My view on winter births, following Rolf’s comment, is that if you are at home, the heavy pregnant alpacas stay out but if you go out and there is no one around, the alpacas come into the barn. That way any births happen indoors and the cria will not get hypothermia or get attacked by crows or any other horrors. I have four heavy pregnants in the birth field at the moment. Two of them were 11 months yesterday and the other two are later in the month. Normally at this time of year we would expect them to go longer, possibly 12 months. We are away in London for two days next week and Andrew will be here during the day but not in the evening so they will spend the night in the barn. It will make me feel better even though the alpacas would probably much prefer to be outside.
This year we will not start mating until April so that our earliest births will be late March. This group were held over into last year as they had their cria in late autumn. In the past we were into maximum yield so we kept going with the matings. Nowadays we are changing tack and trying to keep the births to the summer months which may mean some of the girls are less productive and perhaps have 18 month gaps between crias. The marvellous Mika, now 17 and 18 this year, always has an 18 month gap as she never gets pregnant until the last cria has been weaned. She may not be the best looking alpaca in the field but she is very healthy, actually built like the back of a bus, and is due shortly.
It is minus three in the barn so I have been pouring boiling water over the outside tap as it is the easiest to de-ice. Andrew just bounced in requesting help, he drove into a large pool of water, now ice, and his car is refusing to budge. Chas has taken the mule up with its super duper tyres to extract him. They may be some time…
Alex A –
The snow in London has been AMAZING – now work yesterday which was good. Never seen anything like it down south.
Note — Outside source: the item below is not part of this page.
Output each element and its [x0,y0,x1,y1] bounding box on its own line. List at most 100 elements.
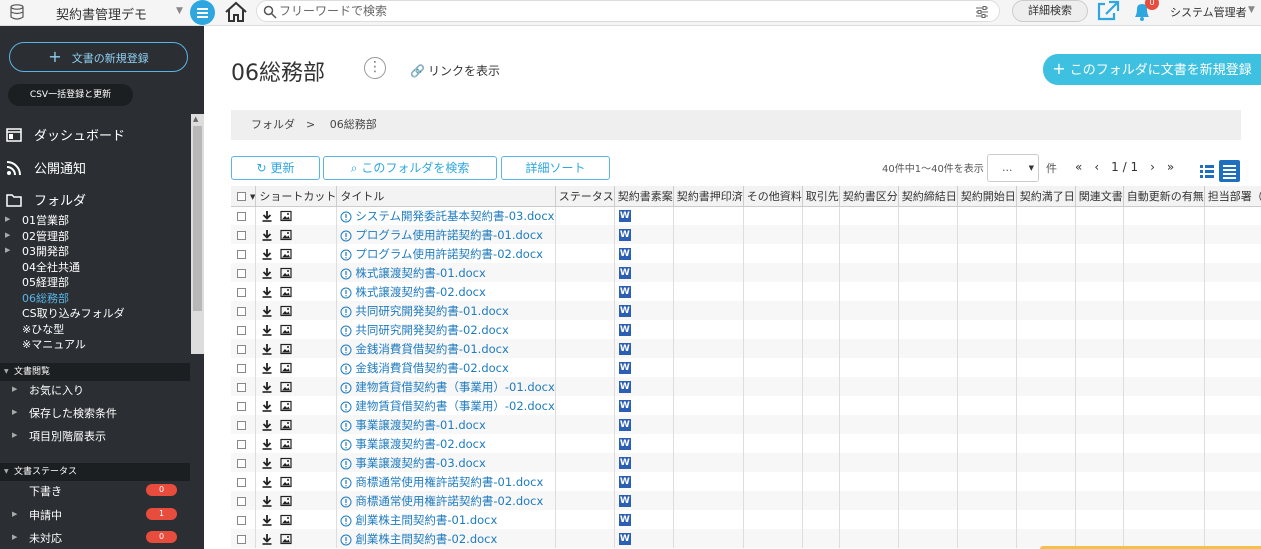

I told stories of when we had to go shopping with the sledge back in the Peak District.
Will send you some pics of our day now!
Rolf Barbakken –
That’s exactly what we’ve done. If noone are here to monitor the alpacas, we move them into the outhouse. In that house we can keep the temperature just above 0C even in -15-20C temperatures. We use a heating cable (same type as you would use around in-house plumbing) to keep the water fluid.